Feds release scathing report on Chicago police department claiming 'racially biased' officers regularly use excessive force 

  • US Department of Justice has released a report on Chicago Police Dept today
  • Justice Dept had been investigating CPD since December 2015, following killing of Laquan McDonald
  • Report found that CPD's 'institutional problems' caused civil rights violations
  • Violations include racial bias against blacks and tendency to use excessive force
  • Insufficient training and lack of accountability were also cited as major issues 

The Chicago Police Department is riddled with racial bias and has a tendency to use excessive force, according to a damning US Department of Justice report released today. 

The report, commissioned in the wake of the death of Laquan McDonald, found that institutional problems have led to serious civil rights violations for years.

It considers the pattern of excessive force to be 'largely attributable to systemic deficiencies within CPD and the City.'

And it cited insufficient training and a failure to hold bad officers accountable as further issues.

Chicago Police Superintendent Eddie Johnson is under fire amid a damning report on his department that found institutional problems leading to serious civil rights violations

Dash-cam video shows Laquan McDonald before he was fatally shot by CPD officer Jason Van Dyke sixteen times in Chicago. It is one of the incidents cited in the report

The Justice Department launched its investigation of the 12,000-officer force — one of the nation's largest — in December 2015 following the release of dashcam video showing a white police officer shoot a black teenager, Laquan McDonald.

McDonald was shot 16 times as he walked away holding a small, folded knife. 

The video of the 2014 shooting, which the city fought to keep from being released, inspired large protests and cost the city's police commissioner his job. 

Chicago Mayor Rahm Emanuel will be expected to respond to the findings that cited systemic deficiencies in the CPD, insufficient training and a lack of accountability 

Under President Barack Obama, the Justice Department has conducted 25 civil rights investigations of police departments, including those of Cleveland, Baltimore and Seattle, among others.

The release of a report is one step in a long process that, in recent years, has typically led to bilateral talks between the Justice Department and a city, followed by an agreed upon police-reform plan that's enforceable by a federal judge.

Chicago's case is unique in that the report comes just days before a change from an administration that strongly backed the process to President-elect Donald Trump's, whose commitment to such federal scrutiny is unclear.

The perception that Chicago Mayor Rahm Emanuel badly mishandled the Laquan McDonald shooting hurt the former Obama chief of staff politically and he may feel pressure to address all, or nearly all, of the Justice Department's findings to restore his political fortunes.

Chicago's police department has long had a reputation for brutality, particularly in minority communities. 

The most notorious example was Jon Burge, a commander of a detective unit on Chicago's South Side.

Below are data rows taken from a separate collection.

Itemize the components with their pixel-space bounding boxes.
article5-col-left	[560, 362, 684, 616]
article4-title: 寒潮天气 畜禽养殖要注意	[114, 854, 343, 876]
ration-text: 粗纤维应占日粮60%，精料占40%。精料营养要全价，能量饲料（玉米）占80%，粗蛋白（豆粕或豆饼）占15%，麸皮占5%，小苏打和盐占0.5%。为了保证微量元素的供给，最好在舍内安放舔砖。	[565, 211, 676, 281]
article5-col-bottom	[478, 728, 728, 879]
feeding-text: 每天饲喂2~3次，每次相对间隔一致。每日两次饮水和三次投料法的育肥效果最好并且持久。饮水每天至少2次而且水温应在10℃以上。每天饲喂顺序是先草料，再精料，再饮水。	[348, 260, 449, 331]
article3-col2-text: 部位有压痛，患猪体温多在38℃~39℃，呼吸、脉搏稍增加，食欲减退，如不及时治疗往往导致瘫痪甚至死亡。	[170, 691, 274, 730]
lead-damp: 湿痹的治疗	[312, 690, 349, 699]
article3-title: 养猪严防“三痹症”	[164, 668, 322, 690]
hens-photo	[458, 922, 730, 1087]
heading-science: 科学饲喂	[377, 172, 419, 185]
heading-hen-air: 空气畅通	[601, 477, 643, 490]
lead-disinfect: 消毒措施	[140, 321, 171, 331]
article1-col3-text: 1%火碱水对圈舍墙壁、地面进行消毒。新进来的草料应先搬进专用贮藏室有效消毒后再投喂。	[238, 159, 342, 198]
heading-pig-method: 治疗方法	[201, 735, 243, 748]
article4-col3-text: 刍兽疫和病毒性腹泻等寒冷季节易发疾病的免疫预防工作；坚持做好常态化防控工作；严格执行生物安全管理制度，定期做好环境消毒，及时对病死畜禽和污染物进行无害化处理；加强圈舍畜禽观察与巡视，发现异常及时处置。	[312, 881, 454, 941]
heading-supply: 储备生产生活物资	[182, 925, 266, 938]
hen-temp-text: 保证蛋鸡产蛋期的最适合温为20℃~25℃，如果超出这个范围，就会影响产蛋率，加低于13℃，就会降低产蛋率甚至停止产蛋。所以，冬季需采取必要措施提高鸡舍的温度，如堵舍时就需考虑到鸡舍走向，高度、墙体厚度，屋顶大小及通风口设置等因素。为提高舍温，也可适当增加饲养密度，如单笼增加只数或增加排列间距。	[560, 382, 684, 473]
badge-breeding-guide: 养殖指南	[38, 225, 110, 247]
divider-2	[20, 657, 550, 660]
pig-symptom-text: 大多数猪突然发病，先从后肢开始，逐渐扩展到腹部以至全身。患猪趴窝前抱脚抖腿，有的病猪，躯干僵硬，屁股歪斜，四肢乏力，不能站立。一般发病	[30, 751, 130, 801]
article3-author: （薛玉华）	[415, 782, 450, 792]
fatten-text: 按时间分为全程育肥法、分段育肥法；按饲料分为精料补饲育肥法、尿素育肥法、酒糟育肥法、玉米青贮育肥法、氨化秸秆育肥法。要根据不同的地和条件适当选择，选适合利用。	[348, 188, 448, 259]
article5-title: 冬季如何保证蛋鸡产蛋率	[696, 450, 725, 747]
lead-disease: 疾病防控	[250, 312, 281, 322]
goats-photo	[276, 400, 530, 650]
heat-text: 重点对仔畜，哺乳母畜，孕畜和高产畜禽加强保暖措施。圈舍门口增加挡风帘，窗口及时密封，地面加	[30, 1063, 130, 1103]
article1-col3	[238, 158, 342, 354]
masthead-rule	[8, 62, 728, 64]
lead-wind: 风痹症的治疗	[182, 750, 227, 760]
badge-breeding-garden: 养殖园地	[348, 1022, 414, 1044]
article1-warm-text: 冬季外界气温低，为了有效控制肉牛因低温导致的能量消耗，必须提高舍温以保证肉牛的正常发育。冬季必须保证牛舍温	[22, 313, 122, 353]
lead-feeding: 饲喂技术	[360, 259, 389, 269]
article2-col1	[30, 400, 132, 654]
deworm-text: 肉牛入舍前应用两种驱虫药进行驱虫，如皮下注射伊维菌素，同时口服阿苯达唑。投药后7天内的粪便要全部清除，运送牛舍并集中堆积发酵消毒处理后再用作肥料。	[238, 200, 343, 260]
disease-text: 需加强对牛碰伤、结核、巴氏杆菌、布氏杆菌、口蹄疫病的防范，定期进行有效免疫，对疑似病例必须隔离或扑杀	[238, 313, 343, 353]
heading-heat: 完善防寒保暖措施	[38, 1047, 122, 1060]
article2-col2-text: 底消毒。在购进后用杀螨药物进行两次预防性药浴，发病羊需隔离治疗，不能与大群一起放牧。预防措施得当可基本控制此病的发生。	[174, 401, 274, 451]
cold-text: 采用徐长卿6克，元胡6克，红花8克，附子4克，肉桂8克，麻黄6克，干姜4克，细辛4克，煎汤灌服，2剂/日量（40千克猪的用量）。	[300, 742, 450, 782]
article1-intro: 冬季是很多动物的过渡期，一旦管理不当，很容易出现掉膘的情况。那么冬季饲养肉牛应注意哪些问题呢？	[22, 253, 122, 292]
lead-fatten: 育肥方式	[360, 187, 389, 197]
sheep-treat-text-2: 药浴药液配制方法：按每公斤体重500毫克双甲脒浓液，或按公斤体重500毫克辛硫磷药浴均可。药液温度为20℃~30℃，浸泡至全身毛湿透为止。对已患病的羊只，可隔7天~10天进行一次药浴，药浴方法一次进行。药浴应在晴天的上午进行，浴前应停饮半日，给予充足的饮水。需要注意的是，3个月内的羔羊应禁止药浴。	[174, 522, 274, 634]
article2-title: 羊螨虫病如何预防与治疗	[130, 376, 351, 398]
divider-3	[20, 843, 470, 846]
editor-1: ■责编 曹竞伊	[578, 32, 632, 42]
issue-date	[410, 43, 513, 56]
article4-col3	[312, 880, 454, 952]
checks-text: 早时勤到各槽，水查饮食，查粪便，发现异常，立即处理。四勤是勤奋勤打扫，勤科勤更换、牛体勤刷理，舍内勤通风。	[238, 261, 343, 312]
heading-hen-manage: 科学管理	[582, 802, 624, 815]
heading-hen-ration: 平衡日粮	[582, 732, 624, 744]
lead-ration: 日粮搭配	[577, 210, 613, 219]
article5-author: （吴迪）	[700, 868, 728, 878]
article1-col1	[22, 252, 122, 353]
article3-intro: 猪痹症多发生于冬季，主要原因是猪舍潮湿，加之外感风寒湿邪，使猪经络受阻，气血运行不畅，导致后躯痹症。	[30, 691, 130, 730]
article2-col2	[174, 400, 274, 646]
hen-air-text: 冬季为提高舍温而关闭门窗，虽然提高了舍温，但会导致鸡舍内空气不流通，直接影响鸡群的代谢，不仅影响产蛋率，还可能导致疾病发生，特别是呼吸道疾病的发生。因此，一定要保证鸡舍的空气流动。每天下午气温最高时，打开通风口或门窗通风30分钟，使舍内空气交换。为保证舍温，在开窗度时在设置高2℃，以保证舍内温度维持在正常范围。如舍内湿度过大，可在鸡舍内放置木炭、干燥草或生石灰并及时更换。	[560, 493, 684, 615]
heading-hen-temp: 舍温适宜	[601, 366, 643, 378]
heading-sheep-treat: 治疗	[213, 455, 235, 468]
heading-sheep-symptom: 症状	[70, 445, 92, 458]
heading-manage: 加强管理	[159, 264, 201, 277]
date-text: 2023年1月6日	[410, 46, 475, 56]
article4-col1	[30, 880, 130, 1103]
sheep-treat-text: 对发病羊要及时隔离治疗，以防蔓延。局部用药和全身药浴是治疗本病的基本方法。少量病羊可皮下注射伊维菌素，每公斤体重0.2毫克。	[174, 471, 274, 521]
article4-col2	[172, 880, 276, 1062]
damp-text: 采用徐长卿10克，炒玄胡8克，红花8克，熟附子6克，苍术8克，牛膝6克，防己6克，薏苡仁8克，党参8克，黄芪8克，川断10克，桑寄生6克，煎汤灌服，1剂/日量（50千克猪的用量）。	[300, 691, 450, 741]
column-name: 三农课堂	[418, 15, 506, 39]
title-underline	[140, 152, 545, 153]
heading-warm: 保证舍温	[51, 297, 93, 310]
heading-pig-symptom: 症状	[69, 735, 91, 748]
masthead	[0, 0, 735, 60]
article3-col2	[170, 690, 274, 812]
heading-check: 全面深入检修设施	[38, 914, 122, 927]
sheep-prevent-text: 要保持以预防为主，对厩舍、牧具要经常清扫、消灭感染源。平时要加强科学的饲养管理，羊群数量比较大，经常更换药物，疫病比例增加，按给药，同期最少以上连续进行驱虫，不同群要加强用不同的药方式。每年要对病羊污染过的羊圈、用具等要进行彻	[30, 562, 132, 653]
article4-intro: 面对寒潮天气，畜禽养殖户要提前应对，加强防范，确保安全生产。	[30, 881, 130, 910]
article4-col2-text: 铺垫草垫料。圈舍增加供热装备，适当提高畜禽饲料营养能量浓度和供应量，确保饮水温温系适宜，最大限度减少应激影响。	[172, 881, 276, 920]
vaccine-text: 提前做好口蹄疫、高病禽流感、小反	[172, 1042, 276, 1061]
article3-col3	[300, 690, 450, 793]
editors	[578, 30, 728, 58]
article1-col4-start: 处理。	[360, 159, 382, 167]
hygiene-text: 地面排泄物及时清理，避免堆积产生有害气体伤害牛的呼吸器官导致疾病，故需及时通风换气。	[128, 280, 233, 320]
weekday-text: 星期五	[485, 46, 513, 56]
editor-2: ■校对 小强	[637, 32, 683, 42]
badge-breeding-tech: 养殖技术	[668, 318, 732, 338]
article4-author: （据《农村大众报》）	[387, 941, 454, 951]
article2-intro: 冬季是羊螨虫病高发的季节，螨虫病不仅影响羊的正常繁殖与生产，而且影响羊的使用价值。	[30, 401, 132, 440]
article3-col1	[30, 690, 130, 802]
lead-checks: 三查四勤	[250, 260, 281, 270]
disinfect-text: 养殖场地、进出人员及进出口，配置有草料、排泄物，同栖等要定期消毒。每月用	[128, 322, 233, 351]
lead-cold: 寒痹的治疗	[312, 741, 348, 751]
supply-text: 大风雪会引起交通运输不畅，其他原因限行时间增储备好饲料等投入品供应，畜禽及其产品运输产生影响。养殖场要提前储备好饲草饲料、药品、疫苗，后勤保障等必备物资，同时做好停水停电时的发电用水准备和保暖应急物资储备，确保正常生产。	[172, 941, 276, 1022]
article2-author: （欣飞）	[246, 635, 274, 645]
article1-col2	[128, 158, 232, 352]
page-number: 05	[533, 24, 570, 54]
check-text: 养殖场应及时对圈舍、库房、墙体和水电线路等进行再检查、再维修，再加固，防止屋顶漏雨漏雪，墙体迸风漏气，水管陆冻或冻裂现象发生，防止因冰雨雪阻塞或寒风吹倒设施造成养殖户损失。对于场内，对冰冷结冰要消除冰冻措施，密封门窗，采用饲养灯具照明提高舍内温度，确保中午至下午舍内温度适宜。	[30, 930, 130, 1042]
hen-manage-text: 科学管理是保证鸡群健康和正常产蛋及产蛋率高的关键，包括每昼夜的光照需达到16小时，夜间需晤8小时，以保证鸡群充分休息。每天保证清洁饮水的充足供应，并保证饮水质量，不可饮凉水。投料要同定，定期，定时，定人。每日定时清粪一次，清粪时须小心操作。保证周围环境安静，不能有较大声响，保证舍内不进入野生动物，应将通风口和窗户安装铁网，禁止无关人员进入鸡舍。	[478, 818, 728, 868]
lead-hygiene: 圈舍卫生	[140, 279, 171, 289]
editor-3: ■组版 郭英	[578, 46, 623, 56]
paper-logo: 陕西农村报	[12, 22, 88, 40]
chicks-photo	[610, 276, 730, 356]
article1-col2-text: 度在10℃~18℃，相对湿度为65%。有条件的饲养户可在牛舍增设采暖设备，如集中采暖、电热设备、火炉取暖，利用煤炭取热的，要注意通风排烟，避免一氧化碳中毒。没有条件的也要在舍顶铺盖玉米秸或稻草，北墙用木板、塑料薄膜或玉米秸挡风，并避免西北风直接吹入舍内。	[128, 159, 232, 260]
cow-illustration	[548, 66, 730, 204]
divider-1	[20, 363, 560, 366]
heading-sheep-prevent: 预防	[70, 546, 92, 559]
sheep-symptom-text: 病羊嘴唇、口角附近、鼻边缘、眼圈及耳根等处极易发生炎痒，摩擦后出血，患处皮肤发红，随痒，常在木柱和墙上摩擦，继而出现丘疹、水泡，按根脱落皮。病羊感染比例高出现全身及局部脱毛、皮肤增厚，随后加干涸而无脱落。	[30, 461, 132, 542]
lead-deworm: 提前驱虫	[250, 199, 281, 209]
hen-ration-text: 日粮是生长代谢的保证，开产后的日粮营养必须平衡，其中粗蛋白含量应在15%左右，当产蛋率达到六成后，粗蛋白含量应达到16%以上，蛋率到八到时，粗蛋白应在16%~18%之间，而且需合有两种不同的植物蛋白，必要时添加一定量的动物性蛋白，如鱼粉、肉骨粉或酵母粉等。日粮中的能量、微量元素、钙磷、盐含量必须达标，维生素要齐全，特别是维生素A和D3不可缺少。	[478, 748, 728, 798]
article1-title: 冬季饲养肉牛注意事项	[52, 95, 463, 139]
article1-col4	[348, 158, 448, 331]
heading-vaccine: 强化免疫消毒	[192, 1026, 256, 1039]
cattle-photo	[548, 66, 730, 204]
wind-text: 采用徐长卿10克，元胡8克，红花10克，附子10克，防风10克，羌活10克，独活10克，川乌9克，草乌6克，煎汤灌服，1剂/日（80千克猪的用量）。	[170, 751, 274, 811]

Burge and his men beat, suffocated and used electric shock for decades starting in the 1970s to get black men to confess to crimes they didn't commit.

Chicago police officer Jason Van Dyke, left, shot and killed Laquan McDonald, right. Van Dyke pleaded not guilty to six counts of first-degree murder and one count of official misconduct

The McDonald video, which showed Officer Jason Van Dyke continuing to shoot the teen even as he slumped to the ground, unmoving, provoked widespread outrage. 

It wasn't until the day the video was released, which was more than a year after the shooting, that Van Dyke was charged with murder. He has pleaded not guilty. 

Police reports of the shooting later suggested a possible cover-up by other officers who were at the scene.